Doubts first surfaced, the New York Times noted, after the FedEx typeface on the cardboard used in the artworks was dated to after 1994 — six years after the artist’s death. While other questions involving authenticity have emerged, the paintings’ owners and the Orlando museum’s director and chief executive, Aaron De Groft, say the works in the current "Heroes and Monsters" exhibition are nonetheless by Basquiat.
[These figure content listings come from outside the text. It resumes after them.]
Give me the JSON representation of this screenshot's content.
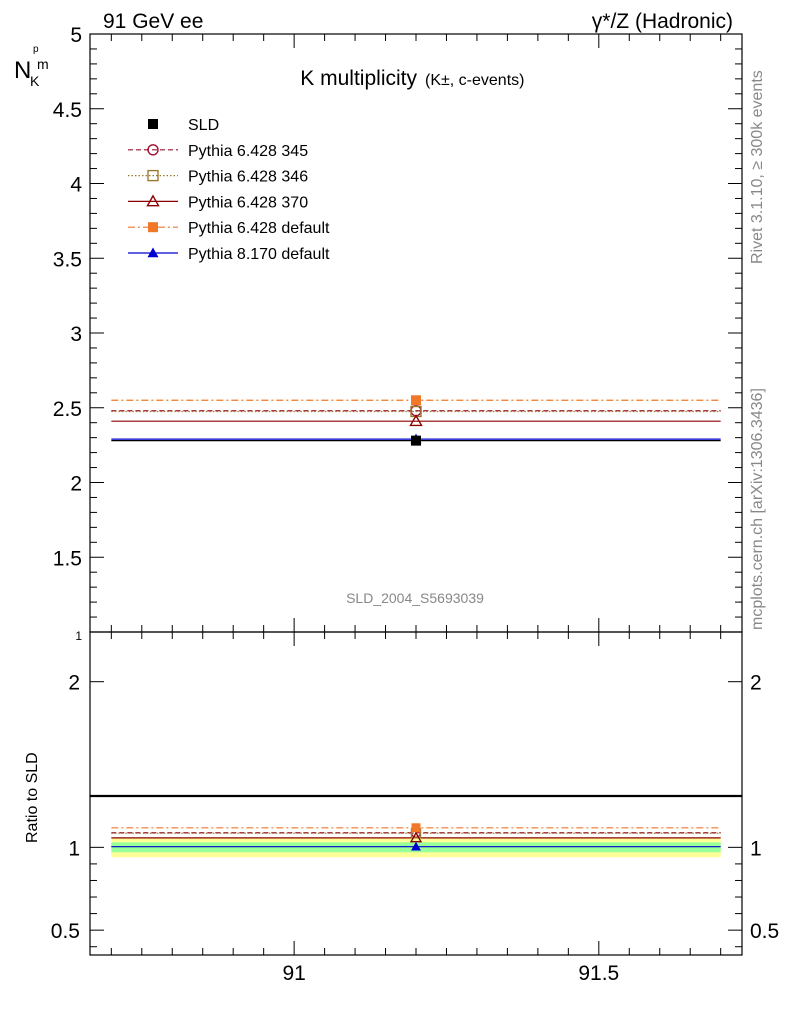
{
  "header": {
    "left": "91 GeV ee",
    "right": "γ*/Z (Hadronic)"
  },
  "side_labels": {
    "rivet": "Rivet 3.1.10, ≥ 300k events",
    "mcplots": "mcplots.cern.ch [arXiv:1306.3436]"
  },
  "chart_data": [
    {
      "type": "scatter",
      "title": "K multiplicity",
      "title_suffix": "(K±, c-events)",
      "ylabel_main": "N",
      "ylabel_sub": "K",
      "ylabel_sup": "p",
      "ylabel_sub2": "m",
      "watermark": "SLD_2004_S5693039",
      "xlim": [
        90.665,
        91.735
      ],
      "ylim": [
        1.0,
        5.0
      ],
      "x_ticks": [
        "91",
        "91.5"
      ],
      "y_ticks": [
        "1",
        "1.5",
        "2",
        "2.5",
        "3",
        "3.5",
        "4",
        "4.5",
        "5"
      ],
      "legend_position": "top-left",
      "series": [
        {
          "name": "SLD",
          "x": 91.2,
          "y": 2.28,
          "xerr": [
            90.7,
            91.7
          ],
          "color": "#000000",
          "marker": "square-filled",
          "line": "none"
        },
        {
          "name": "Pythia 6.428 345",
          "x": 91.2,
          "y": 2.48,
          "color": "#a01030",
          "marker": "circle-open",
          "line": "dashed"
        },
        {
          "name": "Pythia 6.428 346",
          "x": 91.2,
          "y": 2.475,
          "color": "#9a7a30",
          "marker": "square-open",
          "line": "dotted"
        },
        {
          "name": "Pythia 6.428 370",
          "x": 91.2,
          "y": 2.41,
          "color": "#8b0000",
          "marker": "triangle-open",
          "line": "solid"
        },
        {
          "name": "Pythia 6.428 default",
          "x": 91.2,
          "y": 2.55,
          "color": "#f07828",
          "marker": "square-filled",
          "line": "dashdot"
        },
        {
          "name": "Pythia 8.170 default",
          "x": 91.2,
          "y": 2.29,
          "color": "#0000d0",
          "marker": "triangle-filled",
          "line": "solid"
        }
      ]
    },
    {
      "type": "scatter",
      "ylabel": "Ratio to SLD",
      "xlim": [
        90.665,
        91.735
      ],
      "ylim": [
        0.35,
        2.3
      ],
      "x_ticks": [
        "91",
        "91.5"
      ],
      "y_ticks": [
        "0.5",
        "1",
        "2"
      ],
      "uncertainty_bands": [
        {
          "low": 0.94,
          "high": 1.06,
          "color": "#ffff99"
        },
        {
          "low": 0.97,
          "high": 1.03,
          "color": "#99ff99"
        }
      ],
      "series": [
        {
          "name": "Pythia 6.428 345",
          "x": 91.2,
          "y": 1.088,
          "color": "#a01030",
          "marker": "circle-open",
          "line": "dashed"
        },
        {
          "name": "Pythia 6.428 346",
          "x": 91.2,
          "y": 1.085,
          "color": "#9a7a30",
          "marker": "square-open",
          "line": "dotted"
        },
        {
          "name": "Pythia 6.428 370",
          "x": 91.2,
          "y": 1.057,
          "color": "#8b0000",
          "marker": "triangle-open",
          "line": "solid"
        },
        {
          "name": "Pythia 6.428 default",
          "x": 91.2,
          "y": 1.118,
          "color": "#f07828",
          "marker": "square-filled",
          "line": "dashdot"
        },
        {
          "name": "Pythia 8.170 default",
          "x": 91.2,
          "y": 1.004,
          "color": "#0000d0",
          "marker": "triangle-filled",
          "line": "solid"
        }
      ]
    }
  ]
}
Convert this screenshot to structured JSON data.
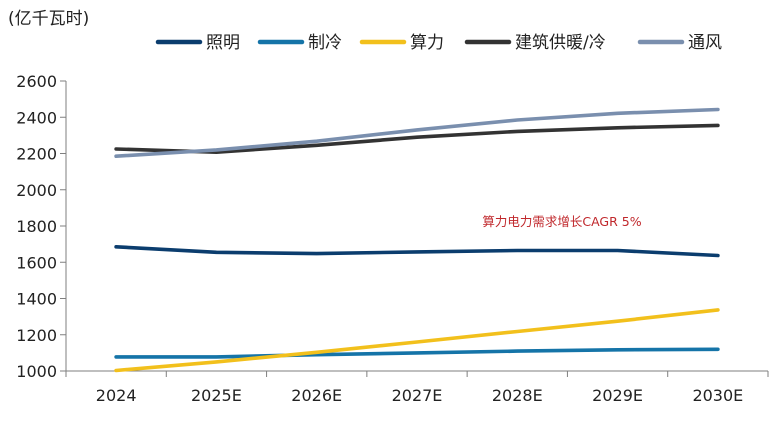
{
  "chart_data": {
    "type": "line",
    "ylabel": "(亿千瓦时)",
    "categories": [
      "2024",
      "2025E",
      "2026E",
      "2027E",
      "2028E",
      "2029E",
      "2030E"
    ],
    "ylim": [
      1000,
      2600
    ],
    "yticks": [
      1000,
      1200,
      1400,
      1600,
      1800,
      2000,
      2200,
      2400,
      2600
    ],
    "legend_position": "top",
    "grid": false,
    "series": [
      {
        "name": "照明",
        "color": "#0b3d6e",
        "values": [
          1685,
          1655,
          1648,
          1657,
          1665,
          1665,
          1637
        ]
      },
      {
        "name": "制冷",
        "color": "#1574a8",
        "values": [
          1078,
          1078,
          1090,
          1100,
          1110,
          1117,
          1120
        ]
      },
      {
        "name": "算力",
        "color": "#f2c01c",
        "values": [
          1003,
          1050,
          1103,
          1160,
          1218,
          1275,
          1337
        ]
      },
      {
        "name": "建筑供暖/冷",
        "color": "#333333",
        "values": [
          2225,
          2207,
          2245,
          2290,
          2322,
          2342,
          2355
        ]
      },
      {
        "name": "通风",
        "color": "#7a8fae",
        "values": [
          2185,
          2220,
          2268,
          2330,
          2385,
          2422,
          2443
        ]
      }
    ],
    "annotations": [
      {
        "text": "算力电力需求增长CAGR 5%",
        "color": "#c0282c"
      }
    ]
  }
}
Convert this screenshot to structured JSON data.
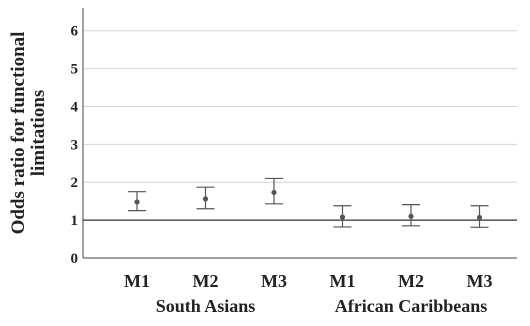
{
  "chart_data": {
    "type": "scatter",
    "title": "",
    "xlabel": "",
    "ylabel_lines": [
      "Odds ratio for functional",
      "limitations"
    ],
    "ylim": [
      0,
      6.6
    ],
    "yticks": [
      0,
      1,
      2,
      3,
      4,
      5,
      6
    ],
    "grid": true,
    "reference_line": 1,
    "categories": [
      "M1",
      "M2",
      "M3",
      "M1",
      "M2",
      "M3"
    ],
    "groups": [
      {
        "label": "South Asians",
        "start": 0,
        "end": 2
      },
      {
        "label": "African Caribbeans",
        "start": 3,
        "end": 5
      }
    ],
    "values": [
      1.48,
      1.56,
      1.73,
      1.08,
      1.1,
      1.07
    ],
    "ci_low": [
      1.25,
      1.3,
      1.43,
      0.82,
      0.85,
      0.81
    ],
    "ci_high": [
      1.75,
      1.87,
      2.1,
      1.38,
      1.41,
      1.38
    ],
    "colors": {
      "point": "#555555",
      "grid": "#d4d4d4",
      "axis": "#444444",
      "reference": "#333333"
    }
  }
}
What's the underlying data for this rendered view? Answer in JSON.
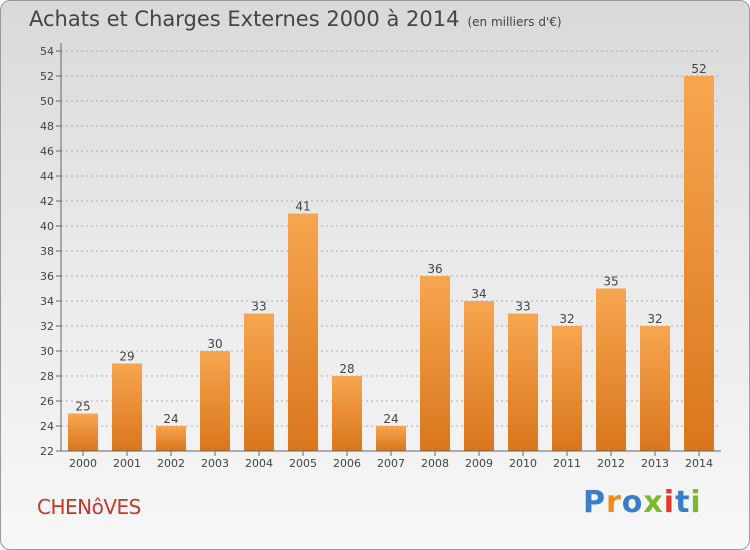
{
  "header": {
    "title": "Achats et Charges Externes 2000 à 2014",
    "subtitle": "(en milliers d'€)"
  },
  "footer": {
    "commune": "CHENôVES",
    "logo": "Proxiti"
  },
  "colors": {
    "bar_top": "#f7a650",
    "bar_bottom": "#d9761c",
    "text": "#444444",
    "commune": "#c0392b",
    "logo_letters": [
      "#3a7ec8",
      "#f08a1c",
      "#3a7ec8",
      "#7cb82f",
      "#e23a2a",
      "#3a7ec8",
      "#7cb82f"
    ]
  },
  "chart_data": {
    "type": "bar",
    "title": "Achats et Charges Externes 2000 à 2014",
    "subtitle": "(en milliers d'€)",
    "categories": [
      "2000",
      "2001",
      "2002",
      "2003",
      "2004",
      "2005",
      "2006",
      "2007",
      "2008",
      "2009",
      "2010",
      "2011",
      "2012",
      "2013",
      "2014"
    ],
    "values": [
      25,
      29,
      24,
      30,
      33,
      41,
      28,
      24,
      36,
      34,
      33,
      32,
      35,
      32,
      52
    ],
    "ylim": [
      22,
      54
    ],
    "yticks": [
      22,
      24,
      26,
      28,
      30,
      32,
      34,
      36,
      38,
      40,
      42,
      44,
      46,
      48,
      50,
      52,
      54
    ],
    "grid": "horizontal-dashed",
    "xlabel": "",
    "ylabel": ""
  }
}
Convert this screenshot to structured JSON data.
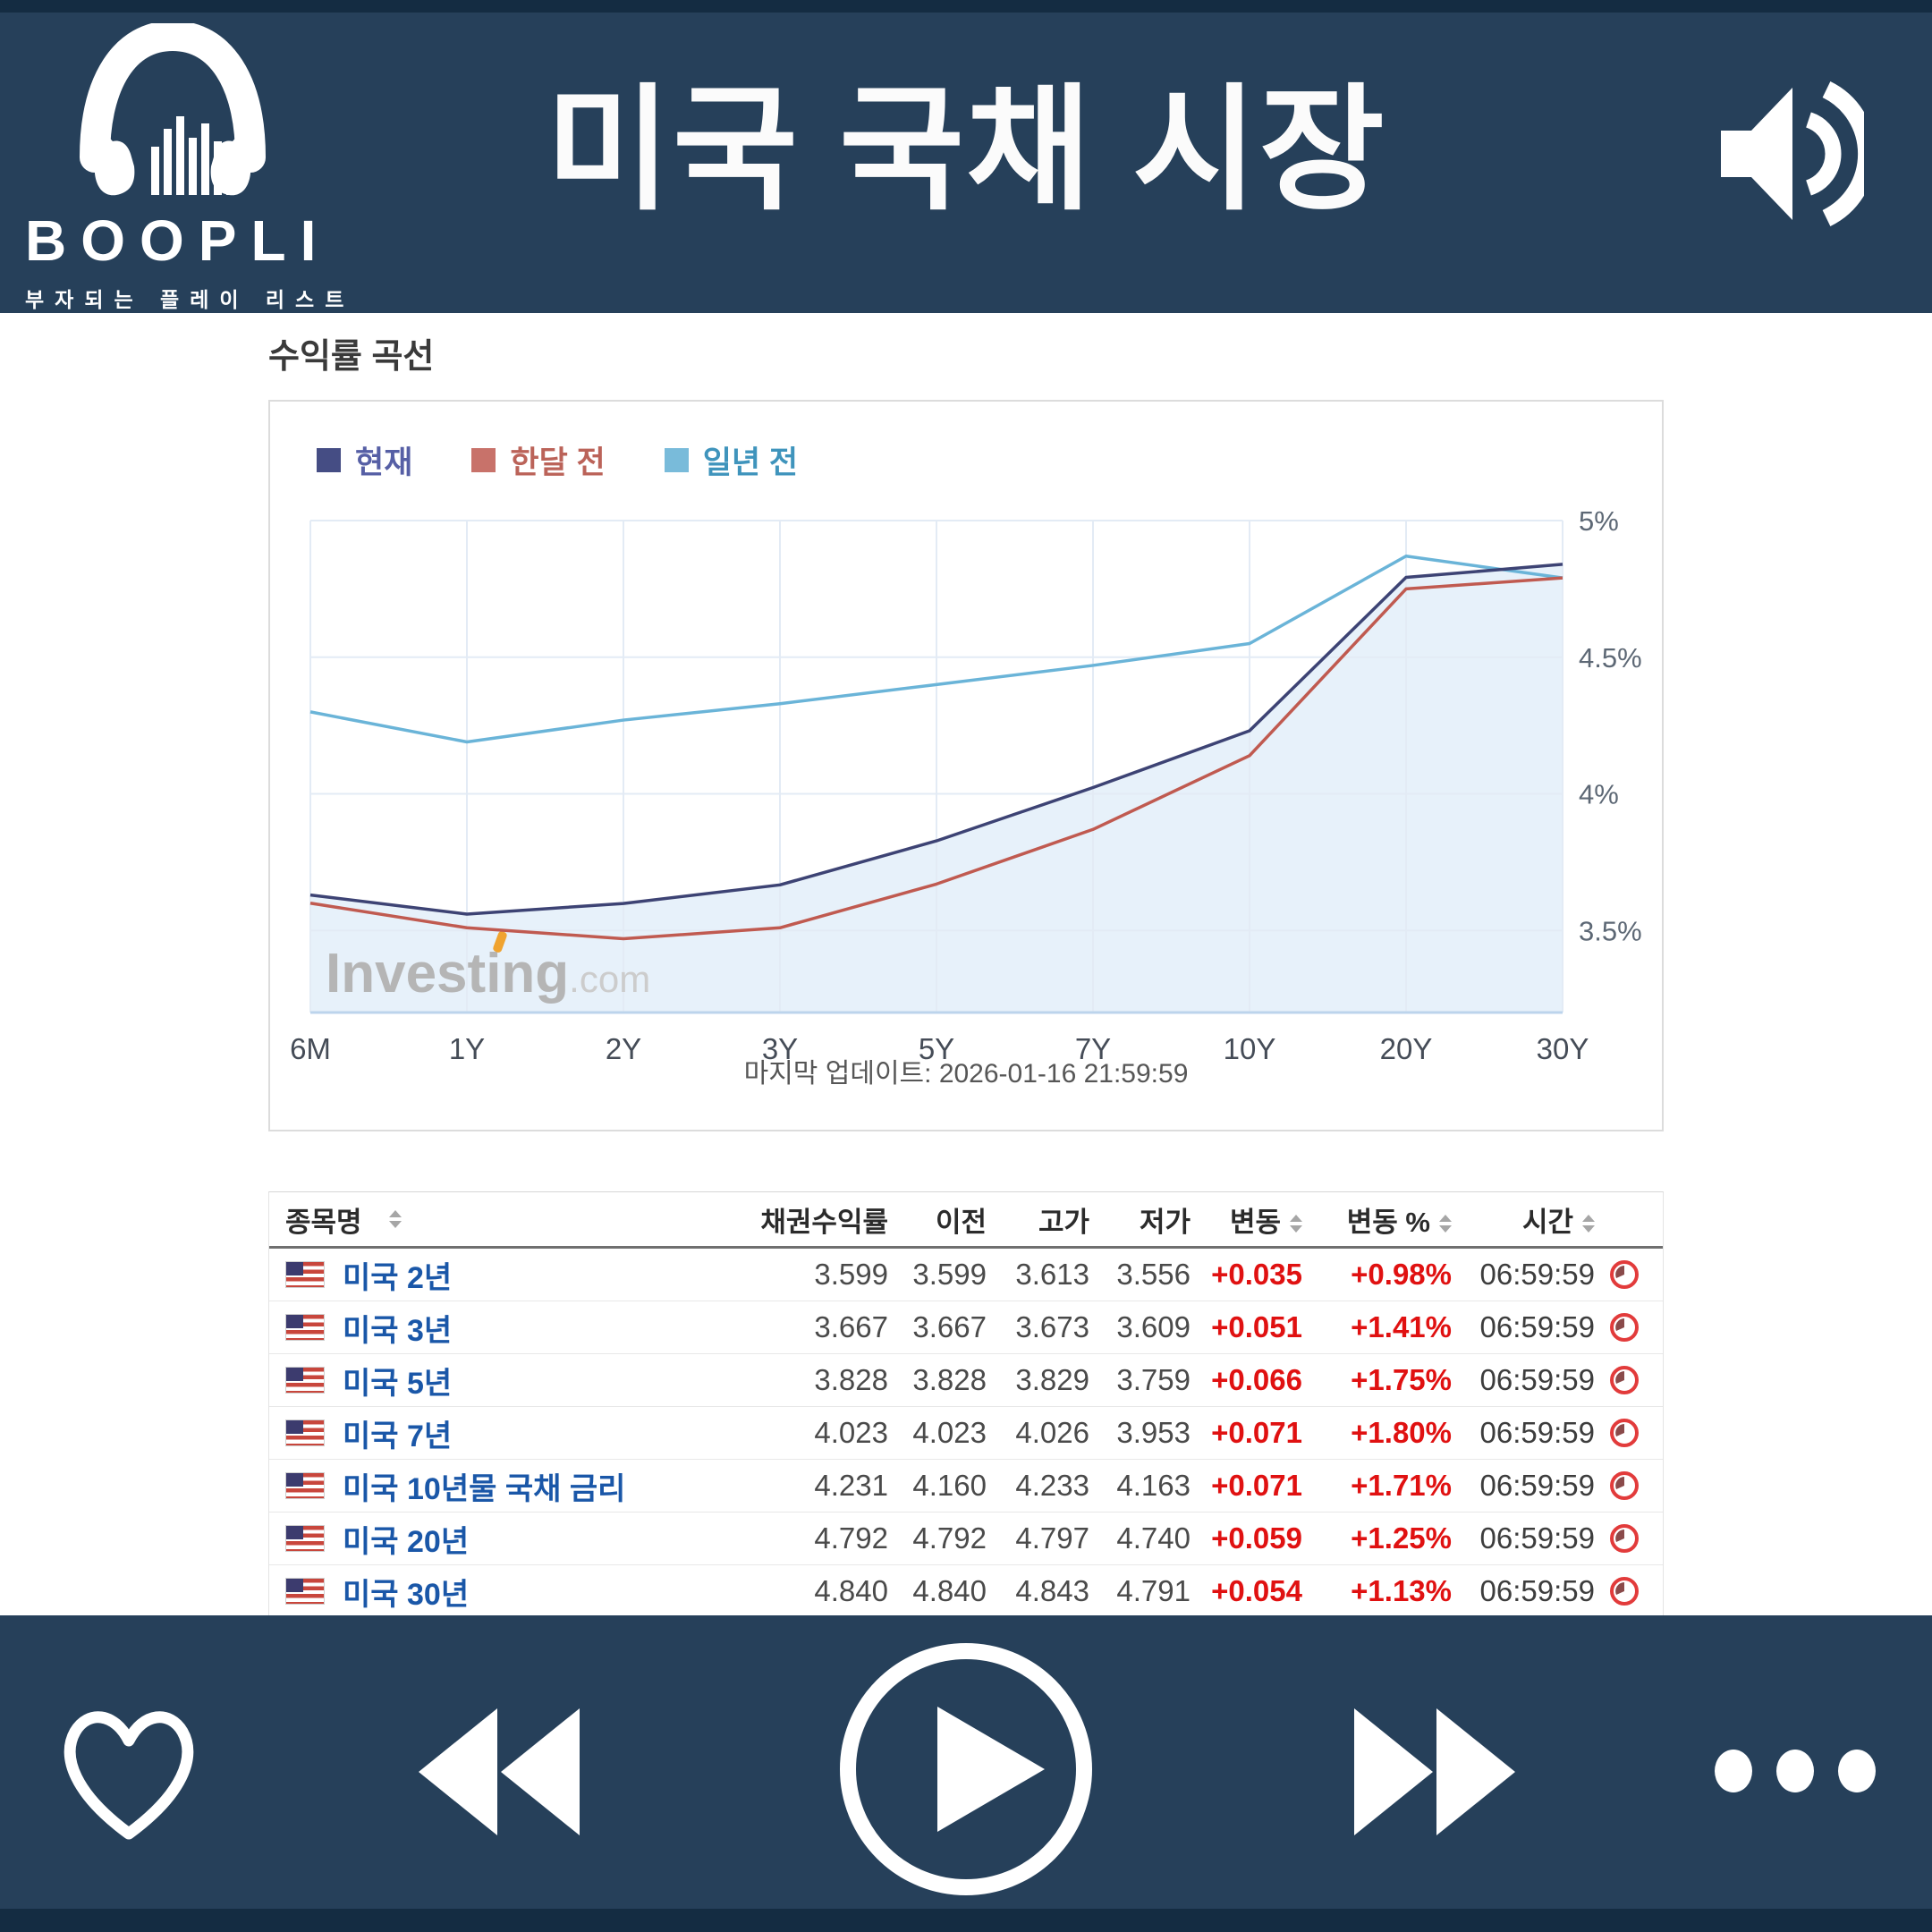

From the Orlando Museum of Art: "Heroes and Monsters presents a rare group of paintings from a private collection that are being shown for the first time at the Orlando Museum of Art. The 25 works were created in 1982 while the artist was living temporarily in Los Angeles, California. This is considered by many to be Basquiat’s best period in his short career. By 1982, he had established his distinctive raw expressionistic style and the symbolic vocabulary that would continue to recur in his work. His paintings often contrasted powerful forces within society and perhaps within himself as seen in Heroes & Monsters: Jean-Michel Basquiat, The Thaddeus Mumford, Jr. Venice Collection."